Découvrez comment ils fonctionnent au Duchess Theatre

Published on 3 July 2006

Last updated on 21 September 2018

Des critiques fantastiques pour cette merveilleuse farce de guerre...

Voyez comment ils fonctionnent

Michael Billington, The Guardian

l’anglaisité par excellence ... Voyez comment ils fonctionnent

À part les années des ânes, nous, les amateurs de farces, avons été privés ces derniers temps. C’est donc un plaisir d’accueillir le classique de guerre de Philip King dans le West End après une pause de 22 ans. Et, en regardant la superbe reprise de Douglas Hodge, j’ai été frappé par l’anglettisse typique de la pièce. Pour commencer, cela ne pouvait fonctionner que dans un pays qui trouvait les vicaires précieusement drôles. Situé dans un presbytère rural en 1942, il repose sur une scène débordante de cinq ecclésiastiques, dont seulement trois sont authentiques. Il serait vain de démêler ce complot insensé, si ce n’est de dire que les deux imposteurs sont un acteur un peu camp et un fugitif allemand interne. Mais tout se construit vers le moment où un évêque apopleptique, pointant vers un canapé rempli de figures à collier de chien, crie : « Sergent, arrêtez la plupart de ces vicaires. »

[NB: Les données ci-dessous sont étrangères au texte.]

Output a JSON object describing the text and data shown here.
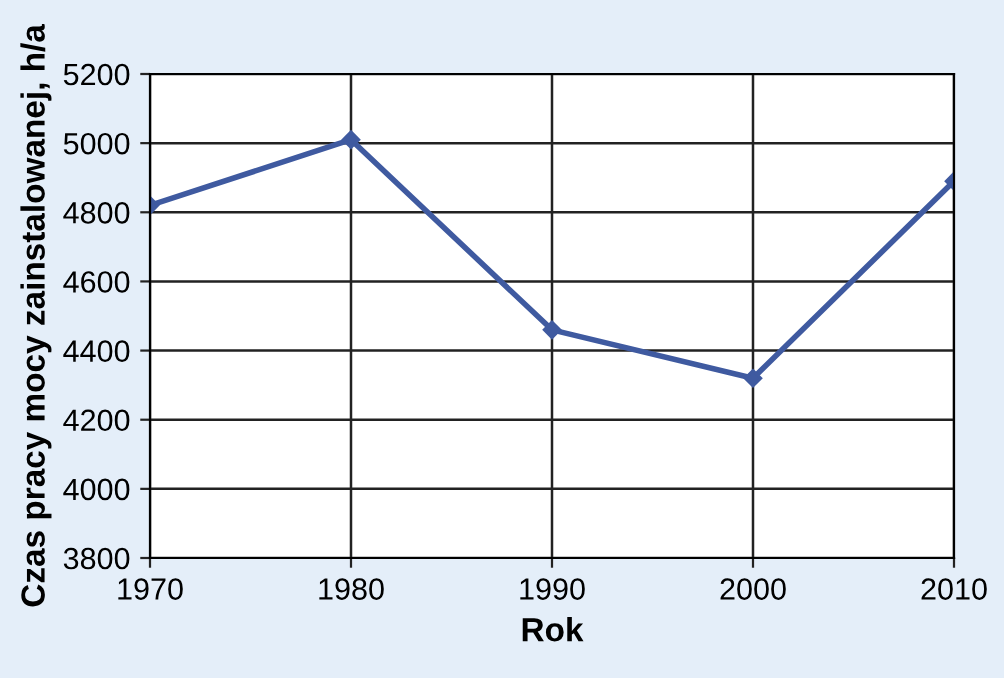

Là où la farce française porte sur le sexe, la farce anglaise dépend aussi des mots. Il est difficile d’expliquer pourquoi le nom du vicaire résident, Lionel Toop, est drôle : c’est tout simplement le cas ; alors quand l’acteur du camp est appelé « mon cher Toop », il réagit comme s’il venait de se faire frapper. King comprend aussi qu’en anglais, la phrase la plus innocente peut acquérir un double sens. Quand une vieille fille affamée d’amour et cycliste annonce « J’ai un peu de mal avec ma chambre à air », l’esprit vacille. Mais Hodge comprend que cette farce est surtout une question de performance ; et en conséquence, il a engagé une équipe d’élite. La femme de Toop est une ex-comédie soudainement visitée par un vieil ami avec qui elle a tourné pendant 43 semaines dans Private Lives ; et la vue de la slancée Nancy Carroll et de la jove Jo Stone-Fewings exubérante reprenant leurs anciens rôles de sparring est aussi délicieuse que le moment dans La Fièvre des Foins où les Blisses rejouent leurs anciens succès.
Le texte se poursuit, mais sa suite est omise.